A Climatology of High Shear-Low CAPE Tornadic Events in the Ohio Valley

This presentation investigates the short-term climatology of High Shear-Low CAPE (HSLC) tornadoes in the Ohio Valley from 2003-2021. While traditional tornadoes occur in warm-season environments of high instability, HSLC tornadoes take place during the cool season and are more wind-shear driven. Specifically, this study quantifies the spatio-temporal variations in HSLC tornadoes in Illinois, Indiana, Kentucky, and Ohio, and characterizes the synoptic conditions associated with their occurrence. HSLC tornadoes are defined use two different sets of criteria: 1) Surface-Based Convective Available Potential Energy (SBCAPE) ≤ 500 J kg^-1 and 0-6 km Bulk Wind Shear ≥ 18 m s^-1 (HSLC1), and 2) SBCAPE ≤ 500 J kg^-1 and 0-6 km Bulk Wind Shear ≥ 18 m s^-1 and MUCAPE ≤ 1000 J kg^-1 (HSLC2). This study found that HSLC tornadoes account for > 22% (28.9% for HSLC1 and 22.5% for HSLC2) of all the tornadoes that occur in the study region. For high-CAPE tornadoes, the number of tornadoes categorized by the Enhanced Fujita (EF) Scale decreases with intensity. However, when observing HSLC tornadoes, the number of EF-1 tornadoes is higher than that of EF-0, then decreases from EF-2 to EF-5. HSLC tornadoes in the Ohio Valley are most prevalent during the cool season and they are the dominant tornado type in October through February. Also, 59.8% of HSLC1 tornadoes and 55.5% of HSLC2 tornadoes take place during the overnight and early-morning hours.
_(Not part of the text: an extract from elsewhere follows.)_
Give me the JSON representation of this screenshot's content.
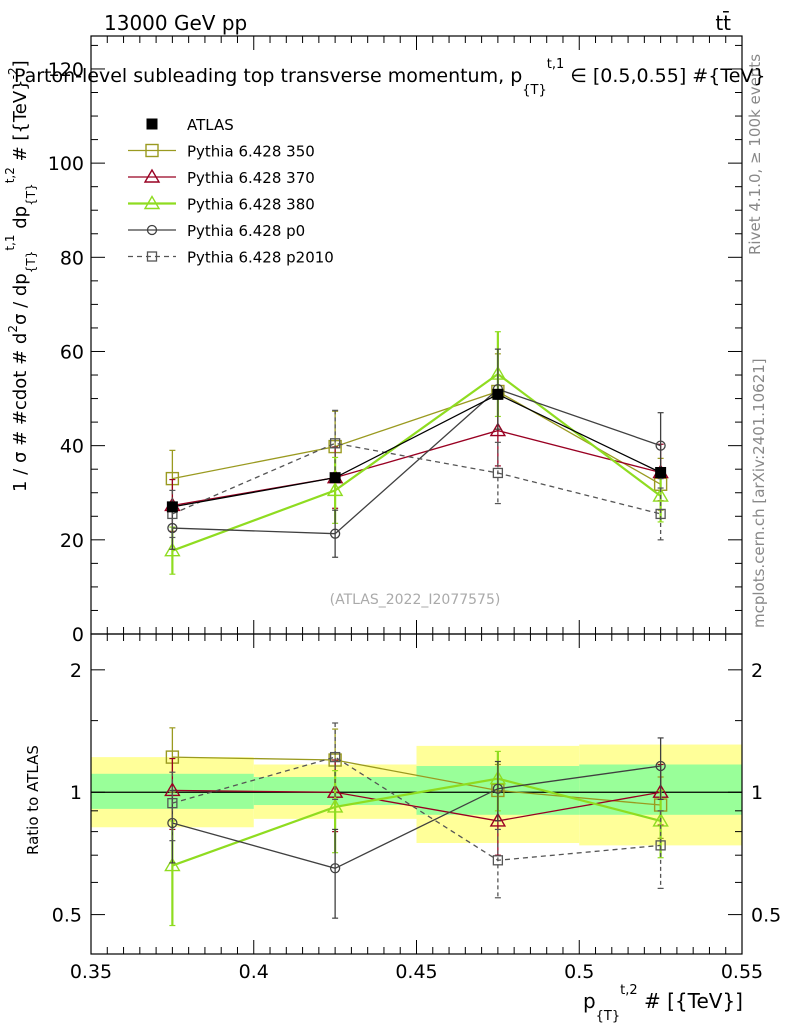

Not surprisingly, the majority of HSLC tornadoes occur in non-supercell environments and they are associated with thunderstorms that are strongly influenced by linear forcing features like frontal boundaries instead of being influenced primarily by warm sectors near a synoptic low-pressure system. This study has implications for operational forecasting and public safety. Since many HSLC tornadoes occur during the overnight hours in the cool season, and are associated with non-supercell environments, they may catch both the general public and operational forecasters off-guard. This highlights the importance of increasing public awareness of the potential for HSLC tornadic activity. With an increased knowledge in the timing and storm mode in which HSLC tornadoes take place, operational meteorologists can use this information to help improve the accuracy of non-supercell HSLC tornado forecasting, as well as the real-time monitoring of tornadoes during severe weather events that present atypical tornado environments.